GitHub - ploomber/sanitAI: SanitAI is a drop-in proxy for OpenAI's API to detect and remove PII data.

2 min read Original article ↗

SanitAI

A secure middleware that sanitizes OpenAI API traffic by:

  • Automatically detecting and removing Personal Identifiable Information (PII)
  • Preserving message context and meaning
  • Operating as a drop-in proxy for existing OpenAI integrations

What your user sends:

Hello, my card number is 4111-1111-1111-1111. Call me at (123) 456-7890

What the OpenAI API sees:

Hello, my card number is <VISA-CARD>. Call me at <US-NUMBER>

  1. Video tutorials
  2. Screenshots
  3. Getting started
  4. Deployment
  5. Features
  6. Running on ARM/Apple silicon

Video tutorials

  1. Introduction + adding a new rule
  2. Improving a rule with the AI agent
  3. Using SanitAI with the OpenAI Python package

Screenshots

Dashboard

dashboard

Playground

playground

Rule creation wizard

rule creation

Getting started

# get the code
git clone https://github.com/edublancas/sanitAI
cd sanitAI/

# set your OpenAI key (used for the agent that helps you define the PII rules)
export OPENAI_API_KEY=SOME-OPENAI-KEY

# build the docker image
# NOTE: if building using ARM (Apple silicon, read the section at the end)
docker build -t sanitai .

# run
docker run -p 5001:80 --rm --name sanitai \
-e OPENAI_API_KEY=$OPENAI_API_KEY \
sanitai

Then, open: http://localhost:5001/admin/

Login:

You can test it in the Playground tab. Alternatively, you can run the sample.py script:

export OPENAI_API_KEY=SOME-OPENAI-KEY
pip install openai

python example.py

Then, look at the logs from the server and you'll see that the user sent:

Hello, my card number is 4111-1111-1111-1111. Call me at (123) 456-7890

But the proxy intercepts the request and sends this to OpenAI:

Hello, my card number is <VISA-CARD>. Call me at <US-NUMBER>

This is the source code for example.py:

from openai import OpenAI


# point to the proxy
client = OpenAI(base_url="http://localhost:5001/proxy/v1")

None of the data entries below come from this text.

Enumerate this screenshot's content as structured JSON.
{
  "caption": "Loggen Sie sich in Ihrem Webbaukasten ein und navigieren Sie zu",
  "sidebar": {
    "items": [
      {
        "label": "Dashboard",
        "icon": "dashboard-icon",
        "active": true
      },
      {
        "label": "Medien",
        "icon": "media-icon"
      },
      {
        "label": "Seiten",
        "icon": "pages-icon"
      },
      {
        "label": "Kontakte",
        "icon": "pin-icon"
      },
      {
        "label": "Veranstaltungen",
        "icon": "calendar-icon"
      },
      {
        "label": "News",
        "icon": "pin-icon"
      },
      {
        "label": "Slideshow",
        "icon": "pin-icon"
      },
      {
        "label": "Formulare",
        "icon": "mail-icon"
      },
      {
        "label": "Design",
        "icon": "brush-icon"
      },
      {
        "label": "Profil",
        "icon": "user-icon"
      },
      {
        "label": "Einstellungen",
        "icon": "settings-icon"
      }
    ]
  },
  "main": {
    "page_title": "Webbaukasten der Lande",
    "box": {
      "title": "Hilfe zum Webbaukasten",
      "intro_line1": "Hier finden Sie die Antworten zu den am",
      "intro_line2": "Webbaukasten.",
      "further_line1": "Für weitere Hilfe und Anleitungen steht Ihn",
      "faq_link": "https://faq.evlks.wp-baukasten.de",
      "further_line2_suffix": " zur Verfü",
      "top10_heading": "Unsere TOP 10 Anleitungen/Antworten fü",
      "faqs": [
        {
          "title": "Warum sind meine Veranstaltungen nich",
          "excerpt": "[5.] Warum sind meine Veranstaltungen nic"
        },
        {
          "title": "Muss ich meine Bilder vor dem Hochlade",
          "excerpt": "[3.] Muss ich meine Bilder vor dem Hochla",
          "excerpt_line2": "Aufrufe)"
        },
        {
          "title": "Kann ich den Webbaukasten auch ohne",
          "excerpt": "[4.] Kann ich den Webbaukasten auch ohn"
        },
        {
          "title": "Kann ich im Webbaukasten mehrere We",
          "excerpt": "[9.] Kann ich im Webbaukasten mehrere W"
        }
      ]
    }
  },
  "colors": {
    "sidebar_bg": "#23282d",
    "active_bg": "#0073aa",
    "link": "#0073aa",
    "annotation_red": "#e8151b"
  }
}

response = client.chat.completions.create(
    model="gpt-4o-mini",
    messages=[
        {"role": "system", "content": "You are a helpful assistant."},
        {
            "role": "user",
            "content": "Hello, my card number is  4111 1111 1111 1111. Call me at (123) 456-7890",
        },
    ],
)

print(response.choices[0].message.content)

Deployment

You can deploy this to any platform that supports containerized applications (e.g. Ploomber Cloud). The app runs on a single container (see the Dockerfile), and spawns the proxy and the UI via supervisord and NGINX.

If you're looking for enterprise support, contact me.

Features

  1. Drop-in proxy for OpenAI (no need to change your code)
  2. UI to admin and test rules
  3. AI agent to add new rules
  4. AI agent to fix rules

Running on ARM (Apple silicon)

If you're running on ARM (Apple silicon), uncommend uncomment the line that installs spaCy in the Dockerfile.